Porque el brexit, fundamentalmente, es un sentimiento o un resentimiento, y también un problema interno del Partido Conservador que su anterior líder, el señor Cameron, quiso resolver implicando a todo el pueblo británico en un referéndum; pero que, como suele ocurrir en ese tipo de consultas, los ciudadanos votaron sin calcular unas consecuencias que no les habían explicado suficientemente. Por eso a las pocas horas eran muchos los que querían replantear la consulta y los que reconocían que, si hubieran sabido el resultado, su voto hubiera sido distinto. El debate del brexit discurrió con flagrantes mentiras que apenas han pasado factura, más allá del desmoronamiento del partido de Mr. Farage y el desconcierto de los otros partidos tradicionales, que ya andaban confundidos antes del referéndum. (Nota nuestra: algo parecido sucedió con el sí y el no en Colombia)
Lo curioso es la ausencia de respuesta, el silencio ante las mentiras
Un caso semejante lo estamos viviendo en España con el procés catalán hacia la independencia, aparentemente muy bien planificado y comercializado (un pueblo y una voz, dijo Puigdemont en su mensaje institucional tras el discurso del rey el 3 de octubre, una de las falacias más flagrantes del discurso independentista, pues es obvio que Cataluña es plural). Cuando se tocaba el objetivo, en ese momento de la verdad, el procésse desmoronó como un castillo de naipes mal levantado. Para llevarlo adelante, las mentiras y las promesas de difícil cumplimiento desempeñaron un papel esencial. Lo curioso es la ausencia de respuesta, el silencio ante las mentiras. El debate en una televisión catalana privada (8TV) entre Borrell y Junqueras, que ahora suma varios millones de visualizaciones en YouTube, puso de relieve la insolvencia de los argumentos del independentismo; no obstante, apenas hemos asistido a debates semejantes.

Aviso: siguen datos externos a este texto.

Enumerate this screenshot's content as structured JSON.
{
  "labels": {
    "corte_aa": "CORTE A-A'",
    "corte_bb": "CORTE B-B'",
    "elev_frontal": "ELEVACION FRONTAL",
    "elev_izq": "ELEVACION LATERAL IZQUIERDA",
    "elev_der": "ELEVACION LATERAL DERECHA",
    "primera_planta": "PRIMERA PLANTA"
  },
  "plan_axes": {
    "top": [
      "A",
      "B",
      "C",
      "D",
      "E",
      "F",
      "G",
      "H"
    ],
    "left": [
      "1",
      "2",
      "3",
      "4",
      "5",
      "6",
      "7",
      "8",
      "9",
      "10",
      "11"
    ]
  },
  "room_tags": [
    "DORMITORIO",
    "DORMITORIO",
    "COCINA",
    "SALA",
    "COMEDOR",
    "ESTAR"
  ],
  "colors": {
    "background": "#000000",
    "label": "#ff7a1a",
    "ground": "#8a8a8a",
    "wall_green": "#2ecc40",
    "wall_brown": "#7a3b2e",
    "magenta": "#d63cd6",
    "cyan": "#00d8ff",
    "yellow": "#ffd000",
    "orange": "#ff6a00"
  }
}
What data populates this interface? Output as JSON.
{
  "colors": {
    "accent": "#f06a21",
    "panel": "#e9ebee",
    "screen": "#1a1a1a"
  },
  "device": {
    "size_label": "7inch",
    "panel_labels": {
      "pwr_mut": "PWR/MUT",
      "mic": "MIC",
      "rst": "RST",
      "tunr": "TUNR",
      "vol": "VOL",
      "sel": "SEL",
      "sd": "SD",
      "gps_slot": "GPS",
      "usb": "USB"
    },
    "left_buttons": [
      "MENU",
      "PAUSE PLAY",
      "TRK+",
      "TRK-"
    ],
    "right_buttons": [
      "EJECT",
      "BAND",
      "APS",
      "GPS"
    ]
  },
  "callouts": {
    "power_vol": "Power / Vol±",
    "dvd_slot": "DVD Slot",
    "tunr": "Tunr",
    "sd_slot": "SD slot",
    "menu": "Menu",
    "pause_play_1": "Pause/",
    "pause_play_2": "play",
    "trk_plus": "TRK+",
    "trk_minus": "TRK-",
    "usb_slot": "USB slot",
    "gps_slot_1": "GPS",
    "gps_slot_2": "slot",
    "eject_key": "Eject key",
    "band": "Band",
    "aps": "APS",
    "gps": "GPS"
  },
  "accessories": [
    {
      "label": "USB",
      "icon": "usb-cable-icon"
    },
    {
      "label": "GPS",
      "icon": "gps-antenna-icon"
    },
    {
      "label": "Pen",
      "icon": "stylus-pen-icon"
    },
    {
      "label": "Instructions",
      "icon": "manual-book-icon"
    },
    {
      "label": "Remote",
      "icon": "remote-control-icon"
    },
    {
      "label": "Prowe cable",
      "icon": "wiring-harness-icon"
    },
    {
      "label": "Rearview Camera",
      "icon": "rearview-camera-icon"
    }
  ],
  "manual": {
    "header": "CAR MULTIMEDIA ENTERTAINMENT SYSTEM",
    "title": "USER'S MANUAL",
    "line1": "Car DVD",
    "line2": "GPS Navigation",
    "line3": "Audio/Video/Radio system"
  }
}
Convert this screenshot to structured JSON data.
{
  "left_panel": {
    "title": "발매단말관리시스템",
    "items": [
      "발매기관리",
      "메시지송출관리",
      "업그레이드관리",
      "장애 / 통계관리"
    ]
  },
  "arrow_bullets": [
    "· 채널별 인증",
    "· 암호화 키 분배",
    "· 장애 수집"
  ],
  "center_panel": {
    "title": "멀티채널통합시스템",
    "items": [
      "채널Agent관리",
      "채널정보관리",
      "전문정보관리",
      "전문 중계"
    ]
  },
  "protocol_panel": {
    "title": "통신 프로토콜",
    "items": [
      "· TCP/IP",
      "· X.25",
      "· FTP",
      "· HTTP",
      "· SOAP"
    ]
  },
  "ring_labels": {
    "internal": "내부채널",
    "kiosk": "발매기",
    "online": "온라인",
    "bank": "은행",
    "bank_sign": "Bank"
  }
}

Cada parroquia ha procesionado con sus parroquianos, con esa polarización que anula el debate y la reflexión; cada oveja con su pareja sin atender a la historia, a los datos y a las razones.
Los medios y los periodistas tienen derecho al alineamiento, a defender lo que les parezca oportuno, pero sin disimulos, enseñando sus preferencias. Y quienes pretenden ejercer la profesión con independencia, buscando la verdad, tienen el deber de resistirse a la manipulación, a las mentiras, las cuales deben denunciar, porque su misión no es satisfacer a las fuentes, sino servir a los ciudadanos, contar con honradez la historia de cada día.
Fernando González Urbaneja, Periodista y miembro de la Comisión de Arbitraje, Quejas y Deontología del Periodismo.